South of Fujairah is the vast main land mass of the Sultanate of Oman, which covers 104,780 square miles in all, about twice the size of the United Kingdom.

Oman is on the whole sparsely populated with 2,845,415 inhabitants in 2009, according to the World Bank. That is similar to the population of Wales, which is only 8015 square miles in area. However, some sources in 2010 put the population at well over 3 million.  

About 2 million of the inhabitants are Omanis, and the remainder are other foreign nationals. 

About half the population live on the north coast in the capital, Muscat of Oman and on the Batinah coastal plain to the
north-west of the city. 

About 200,000 live in the province of Dhofar in the south, where the biggest city is Salalah, the former capital of Oman.

Muscat of Oman [sometimes simply Muscat] has many attractions, including beautiful beaches, some great restaurants and cafes and the mesmerising old souk at Mutrah.

Outside Muscat you will find many historic towns and forts and some of the most stunning mountain and wadi scenery in the Middle East.

Salalah in the south is the country's second largest city.

Salalah has a very different climate from Muscat and the north, where summer temperatures can top 100 degrees Fahrenheit.

Whilst the north is very hot and very dry, Salalah is relatively cool and wet in the summer with temperatures closer to a more pleasant 75 degrees Fahrenheit. The reason for this is its mountainous topography and geographical location.

Salalah is on the Arabian Sea coastline, not  far from the border with Yemen.  It is in the province of Dhofar which is very mountainous.

These mountains come into contact with moisture-laden warm winds from the Arabian Sea during June to September, creating welcome monsoon rains in the hills and mountains.
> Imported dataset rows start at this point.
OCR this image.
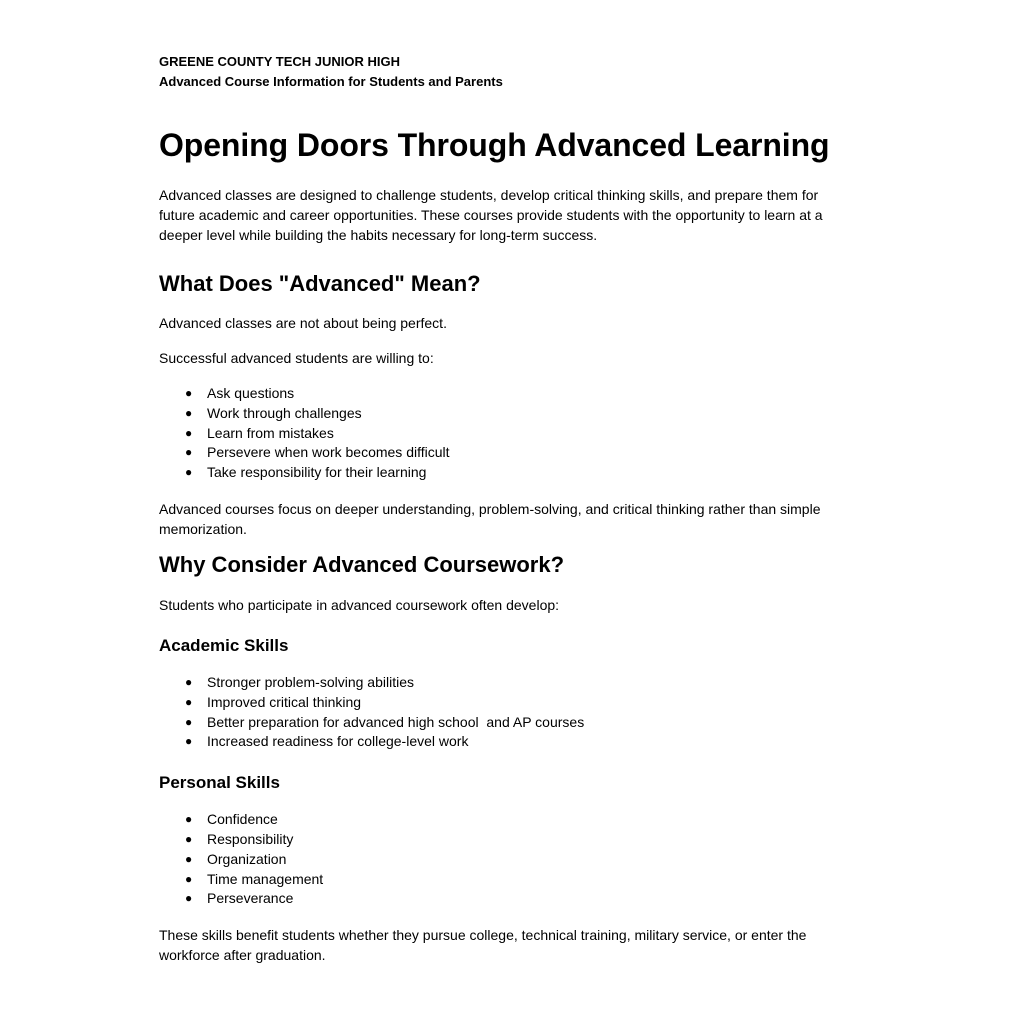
GREENE COUNTY TECH JUNIOR HIGH

Advanced Course Information for Students and Parents

Opening Doors Through Advanced Learning
Advanced classes are designed to challenge students, develop critical thinking skills, and prepare them for
future academic and career opportunities. These courses provide students with the opportunity to learn at a
deeper level while building the habits necessary for long-term success.
What Does "Advanced" Mean?

Advanced classes are not about being perfect.

Successful advanced students are willing to:

● Ask questions
● Work through challenges
● Learn from mistakes
● Persevere when work becomes difficult
● Take responsibility for their learning
Advanced courses focus on deeper understanding, problem-solving, and critical thinking rather than simple
memorization.
Why Consider Advanced Coursework?

Students who participate in advanced coursework often develop:

Academic Skills
● Stronger problem-solving abilities
● Improved critical thinking
● Better preparation for advanced high school  and AP courses
● Increased readiness for college-level work
Personal Skills
● Confidence
● Responsibility
● Organization
● Time management
● Perseverance
These skills benefit students whether they pursue college, technical training, military service, or enter the
workforce after graduation.
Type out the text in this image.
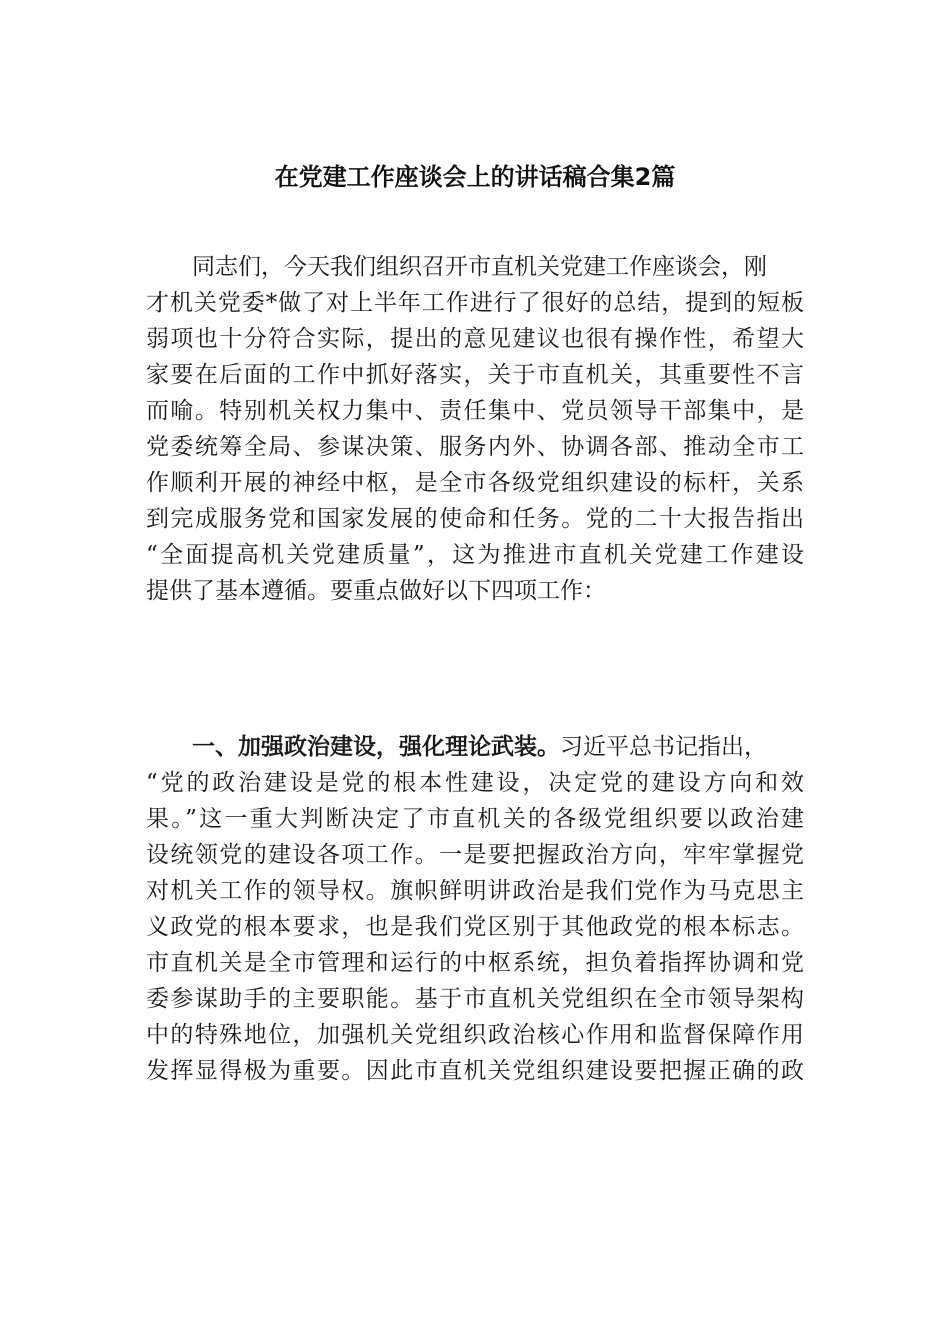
在党建工作座谈会上的讲话稿合集2篇
同志们，今天我们组织召开市直机关党建工作座谈会，刚
才机关党委*做了对上半年工作进行了很好的总结，提到的短板
弱项也十分符合实际，提出的意见建议也很有操作性，希望大
家要在后面的工作中抓好落实，关于市直机关，其重要性不言
而喻。特别机关权力集中、责任集中、党员领导干部集中，是
党委统筹全局、参谋决策、服务内外、协调各部、推动全市工
作顺利开展的神经中枢，是全市各级党组织建设的标杆，关系
到完成服务党和国家发展的使命和任务。党的二十大报告指出
“全面提高机关党建质量”，这为推进市直机关党建工作建设
提供了基本遵循。要重点做好以下四项工作：
一、加强政治建设，强化理论武装。习近平总书记指出，
“党的政治建设是党的根本性建设，决定党的建设方向和效
果。”这一重大判断决定了市直机关的各级党组织要以政治建
设统领党的建设各项工作。一是要把握政治方向，牢牢掌握党
对机关工作的领导权。旗帜鲜明讲政治是我们党作为马克思主
义政党的根本要求，也是我们党区别于其他政党的根本标志。
市直机关是全市管理和运行的中枢系统，担负着指挥协调和党
委参谋助手的主要职能。基于市直机关党组织在全市领导架构
中的特殊地位，加强机关党组织政治核心作用和监督保障作用
发挥显得极为重要。因此市直机关党组织建设要把握正确的政
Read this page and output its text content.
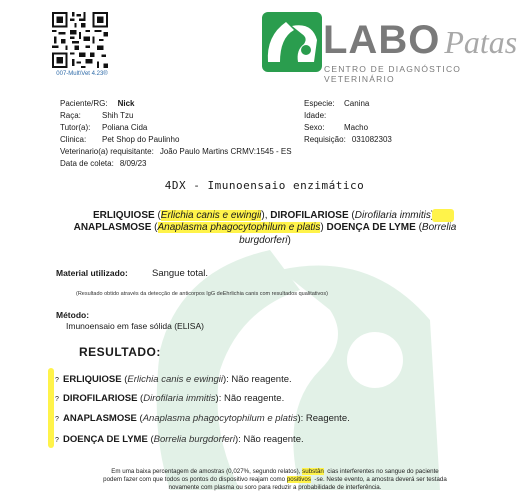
007-Mult\Vet 4.23®
LABO Patas
CENTRO DE DIAGNÓSTICO VETERINÁRIO
Paciente/RG: Nick
Raça:	Shih Tzu
Tutor(a): Poliana Cida
Clinica: Pet Shop do Paulinho
Veterinario(a) requisitante: João Paulo Martins CRMV:1545 - ES
Data de coleta: 8/09/23
Especie: Canina
Idade:
Sexo: Macho
Requisição: 031082303
4DX - Imunoensaio enzimático
ERLIQUIOSE (Erlichia canis e ewingii), DIROFILARIOSE (Dirofilaria immitis
ANAPLASMOSE (Anaplasma phagocytophilum e platis) DOENÇA DE LYME (Borrelia burgdorferi)
Material utilizado:	Sangue total.
(Resultado obtido através da detecção de anticorpos IgG deEhrlichia canis com resultados qualitativos)
Método:
Imunoensaio em fase sólida (ELISA)
RESULTADO:
? ERLIQUIOSE (Erlichia canis e ewingii): Não reagente.
? DIROFILARIOSE (Dirofilaria immitis): Não reagente.
? ANAPLASMOSE (Anaplasma phagocytophilum e platis): Reagente.
? DOENÇA DE LYME (Borrelia burgdorferi): Não reagente.
Em uma baixa percentagem de amostras (0,027%, segundo relatos), substân cias interferentes no sangue do paciente
podem fazer com que todos os pontos do dispositivo reajam como positivos -se. Neste evento, a amostra deverá ser testada
novamente com plasma ou soro para reduzir a probabilidade de interferência.
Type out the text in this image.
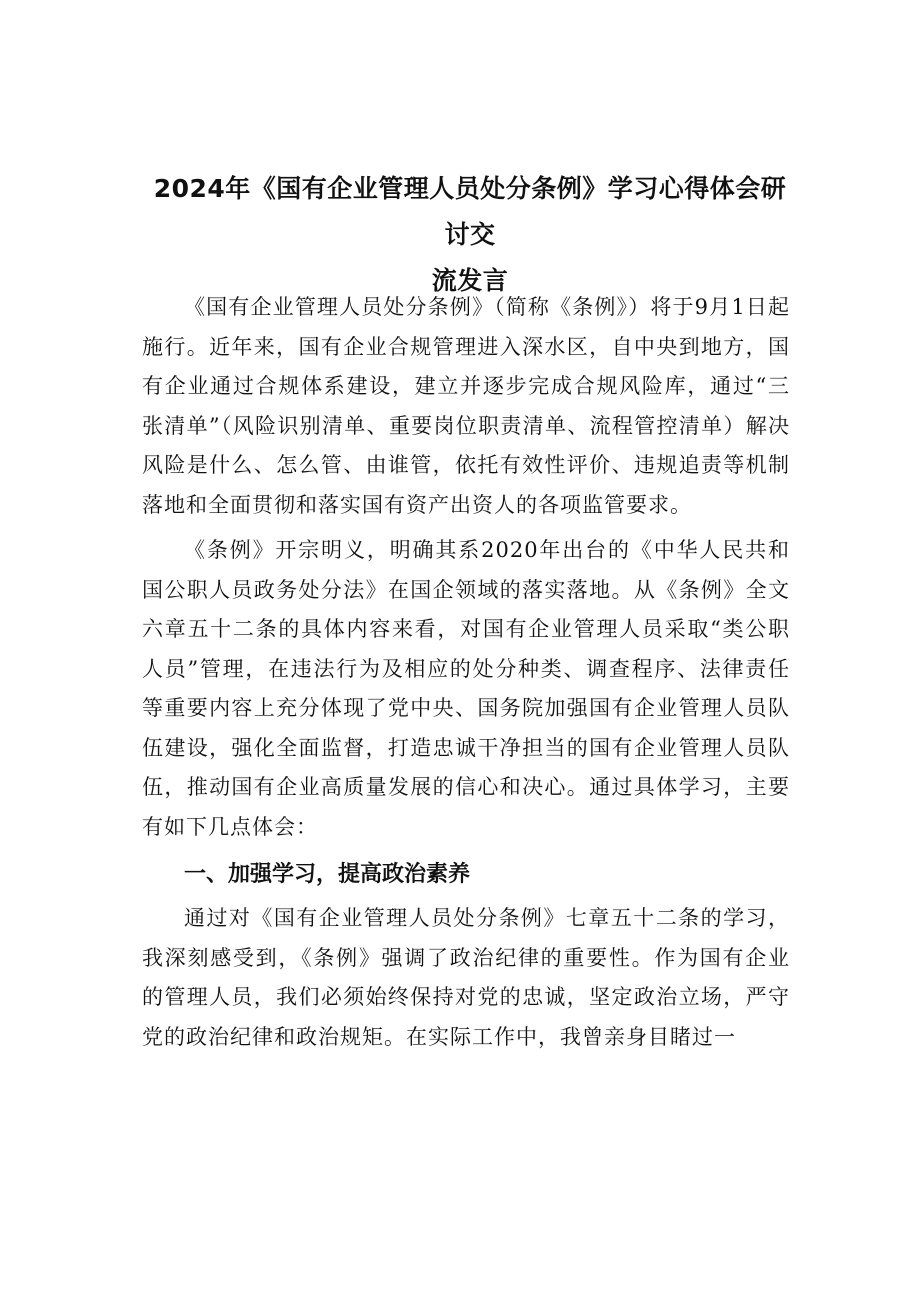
2024年《国有企业管理人员处分条例》学习心得体会研讨交
流发言

《国有企业管理人员处分条例》（简称《条例》）将于9月1日起施行。近年来，国有企业合规管理进入深水区，自中央到地方，国有企业通过合规体系建设，建立并逐步完成合规风险库，通过“三张清单”（风险识别清单、重要岗位职责清单、流程管控清单）解决风险是什么、怎么管、由谁管，依托有效性评价、违规追责等机制落地和全面贯彻和落实国有资产出资人的各项监管要求。

《条例》开宗明义，明确其系2020年出台的《中华人民共和国公职人员政务处分法》在国企领域的落实落地。从《条例》全文六章五十二条的具体内容来看，对国有企业管理人员采取“类公职人员”管理，在违法行为及相应的处分种类、调查程序、法律责任等重要内容上充分体现了党中央、国务院加强国有企业管理人员队伍建设，强化全面监督，打造忠诚干净担当的国有企业管理人员队伍，推动国有企业高质量发展的信心和决心。通过具体学习，主要有如下几点体会：

一、加强学习，提高政治素养

通过对《国有企业管理人员处分条例》七章五十二条的学习，我深刻感受到，《条例》强调了政治纪律的重要性。作为国有企业的管理人员，我们必须始终保持对党的忠诚，坚定政治立场，严守党的政治纪律和政治规矩。在实际工作中，我曾亲身目睹过一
The Arabs call this weather the Khareef. 

This  area around Salalah is very popular with foreign tourists during the monsoon season. There is even a highly popular and colourful Khareef Festival to celebrate the monsoon.

The central part of Oman is desert,especially the long eastern border area with Saudi Arabia through the Rub Al Khali, or Empty Quarter. There are no towns in the Rub Al Khali, just empty desert.

West of this is the main north/south road of Oman, from Salalah to towards Muscat of Oman and Dubai.

Oman also has narrow, fertile coastal strips, growing all sorts of fruits and vegetables and more rugged mountains at Jebel Akhdar in the north, west of  Muscat.

Oman is a wonderful varied country with stunning scenery of rugged mountains and desert; surprising greenery in the south and a beautiful coast-line with superb sandy beaches. 

Oman is indeed, one of the scenic jewels of the Middle East and very different from its neighbours along the Arabian Gulf coast. It is well worth visiting on any longish stay in Qatar, if it's only for a change of scenery.